Pada saat yang sama, ketiga negara tersebut mengakui dalam pernyataannya bahwa resolusi AS yang diusulkan telah gagal mendapatkan dukungan dari anggota Dewan Keamanan PBB. Di sisi lain, seperti yang diperkirakan sebelumnya, Rusia dan China, dua kekuatan internasional yang menentang hegemoni dan unilateralisme AS, memilih menentang dan memveto resolusi yang diusulkan oleh Washington. Hal ini menunjukkan bahwa arus yang kuat telah terbentuk dalam sistem internasional yang sangat menentang perilaku irasional dan ilegal Amerika Serikat.

Amerika Serikat, yang sekarang frustrasi dengan tanggapan Dewan Keamanan PBB terhadap resolusi yang diusulkan, sedang melihat skenario lain untuk mewujudkan tuntutannya. Setelah kegagalan Washington di Dewan Keamanan PBB tersebut, Presiden Donald Trump berjanji untuk menerapkan skenario lain pekan ini.

Skenario ini merupakan upaya untuk mewujudkan ancaman Washington dengan menerapkan mekanisme pemicunya, yaitu pengembalian otomatis sanksi PBB terhadap Iran. Namun, tidak ada negara selain Amerika Serikat, termasuk mitra maupun rival AS di Dewan Keamanan PBB, yang menerima argumen Washington tentang hak Amerika Serikat untuk menggunakan mekanisme pemicu setelah AS keluar dari JCPOA pada 8 Mei 2018.
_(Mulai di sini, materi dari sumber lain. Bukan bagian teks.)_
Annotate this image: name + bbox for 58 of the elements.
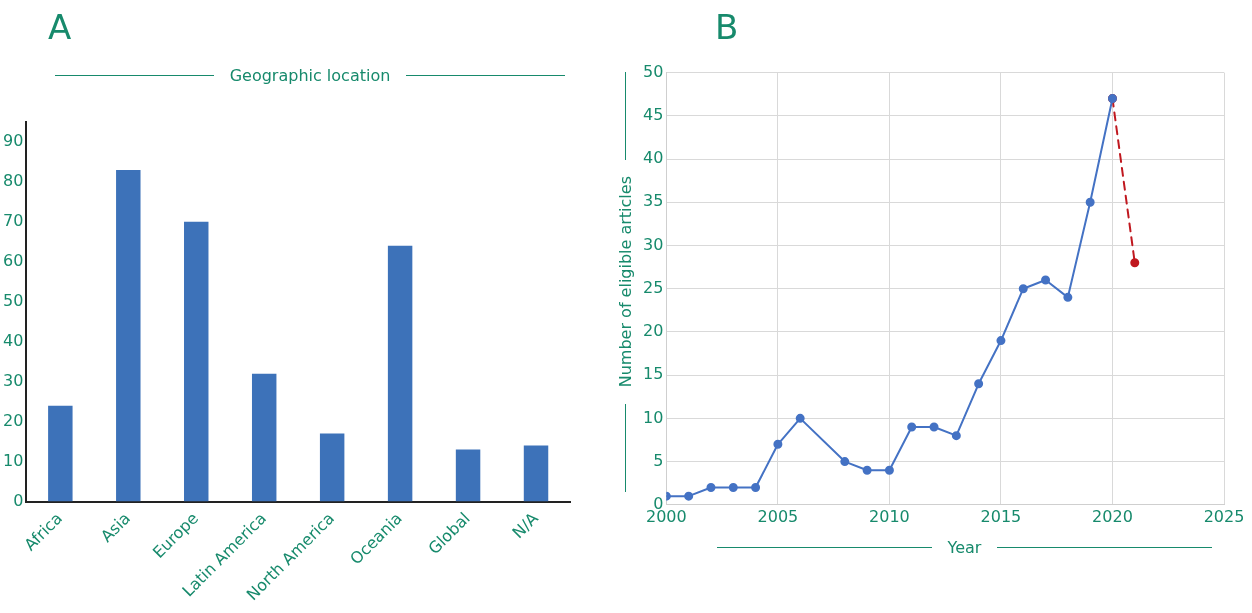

Pada 16 Agutus 2020, Uni Eropa mengumumkan bahwa Amerika Serikat tidak dapat menjatuhkan sanksi internasional baru terhadap Iran melalui mekanisme pemicu yang digambarkan dalam kesepakatan nuklir JCPOA 2015.

Sikap Eropa yang jelas dapat dilihat sebagai tahap baru dalam kegagalan Washington. Masalah ini membuat pemerintahan Trump semakin terkucil saat ini, karena mitra Eropanya sendiri  tidak menerima klaimnya untuk menggunakan mekanisme pemicum bahkan secara eksplisit menentangnya.

 

Joseph Borrell

 

Kepala kebijakan luar negeri Uni Eropa Joseph Borrell mengatakan Amerika Serikat telah menarik diri dari JCPOA dan tidak dapat lagi mengklaim sebagai bagian dari perjanjian untuk menggunakannya dengan memberlakukan embargo senjata terhadap Iran.

Masalah ini mengindikasikan berkurangnya pengaruh Amerika yang otoritatif di dunia, bahkan di kalangan sekutunya sendiri di Eropa, serta keterkucilannya di arena global. Rusia dan Cina telah menyatakan penentangan keras terhadap langkah destruktif Amerika Serikat yang menjatuhkan sanksi secara sepihak terhadap negara lain di dunia.

Pada saat yang sama, di AS sendiri terjadi gelombang kritik luas terhadap pendekatan pemerintahan Trump yang terus memberlakukan embargo senjata kepada Iran. Mantan pejabat pemerintahan Trump membeberkan efek negatif dari berlanjutnya pendekatan gagal Trump.

Mantan Penasihat Keamanan Nasional AS John Bolton dalam cuitan di Twitternya menulis, "Ancaman Trump untuk menjalankan klausul tentang pengembalian segera sanksi dalam kesepakatan nuklir Obama 2015, padahal AS sudah keluar, menunjukkan kerusakan jangka panjang dan permanen terhadap veto AS di Keamanan PBB,".

 

John Bolton

 

Tehran juga telah memperingatkan tindakan AS menggunakan mekanisme pemicu untuk menghidupkan kembali sanksi internasional terhadap Iran.  Majid Takht-e Ravanchi, Wakil Iran untuk Perserikatan Bangsa-Bangsa dalam sebuah pernyataan mengingatkan bahwa sanksi atau pembatasan apa pun oleh Dewan Keamanan terhadap Iran akan menghadapi tanggapan keras dari Tehran.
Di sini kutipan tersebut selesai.